Load smb config files from /etc/samba/smb.conf
rlimit_max: rlimit_max (1024) below minimum Windows limit (16384)
Processing section "[netlogon]"
Processing section "[homes]"
Processing section "[Programs]"
Processing section "[Login]"
Processing section "[Windsor]"
Processing section "[Office]"
Processing section "[Admin]"
Processing section "[Student_Share]"
Processing section "[Tech_Tips]"
Processing section "[Tech_Apps]"
Processing section "[DropBox]"
Processing section "[SSS]"
Processing section "[JMC]"
Processing section "[DRC]"
Processing section "[FASD]"
Processing section "[CLA]"
Processing section "[YAPS]"
Processing section "[IMAGES]"
Processing section "[Printer_Drivers]"
Processing section "[Self_Serve]"
Loaded services file OK.
WARNING: You have some share names that are longer than 12 characters.
These may not be accessible to some older clients.
(Eg.

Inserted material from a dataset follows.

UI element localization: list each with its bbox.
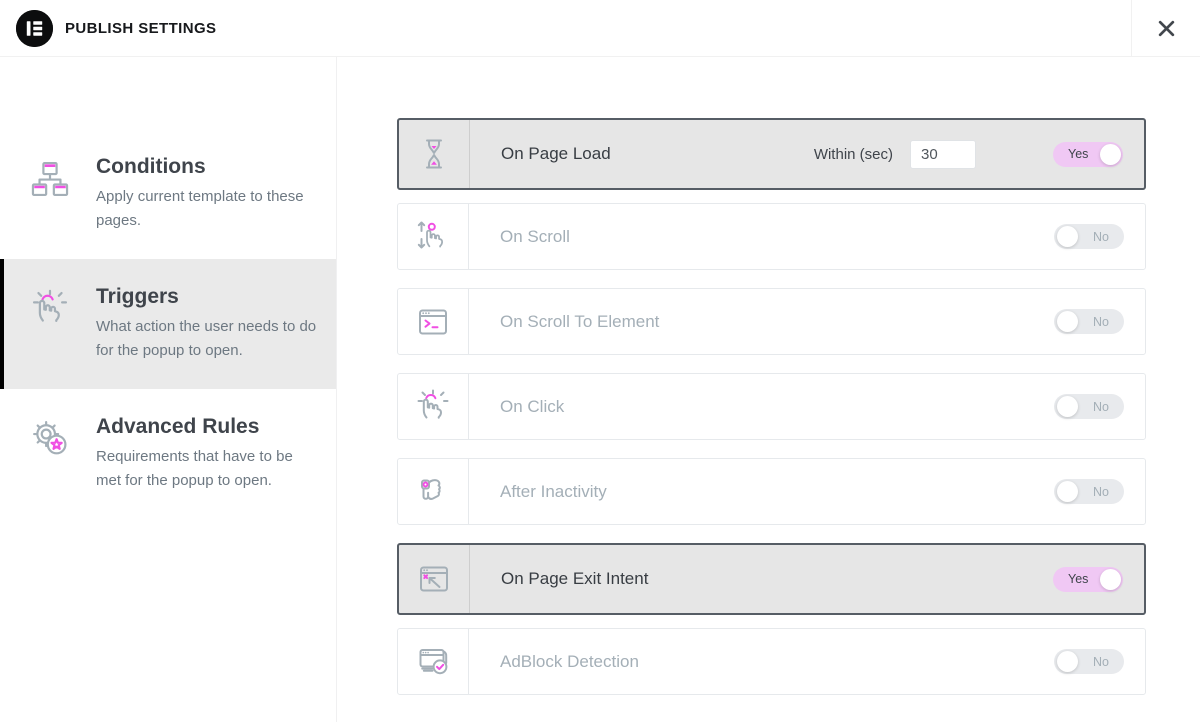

Windows9x, WindowsMe, and smbclient prior to Samba 3.0.)
Server role: ROLE_DOMAIN_PDC

All of the shares are OK. The time on each workstation is matched up with the domain controller (NET TIME \\SMB /SET /Y in the startup script), and I can log in as the Local Administrator only. What can I look for on my Samba server to not require this weird workaround?

I see you solved this (posted while I was writing my answer!) and glad you found a solution that worked. To make your life easier going forward, I'd still recommend looking into upgrading to a Samba4 domain.

The LMHosts file is non-existent by default. It's used just for WINS resolution; that's why I can ping and get the right address, but net view with the name goes to a different machine

Right, but you still shouldn't have to run the same command to set it repeatedly once you've created it -- unless that's not what you meant regarding the intermittent nature of the problem. If it was getting changed some other way without your intervention, something else would need to be going on.

I see -- my misunderstanding then. Again, glad you got it sorted.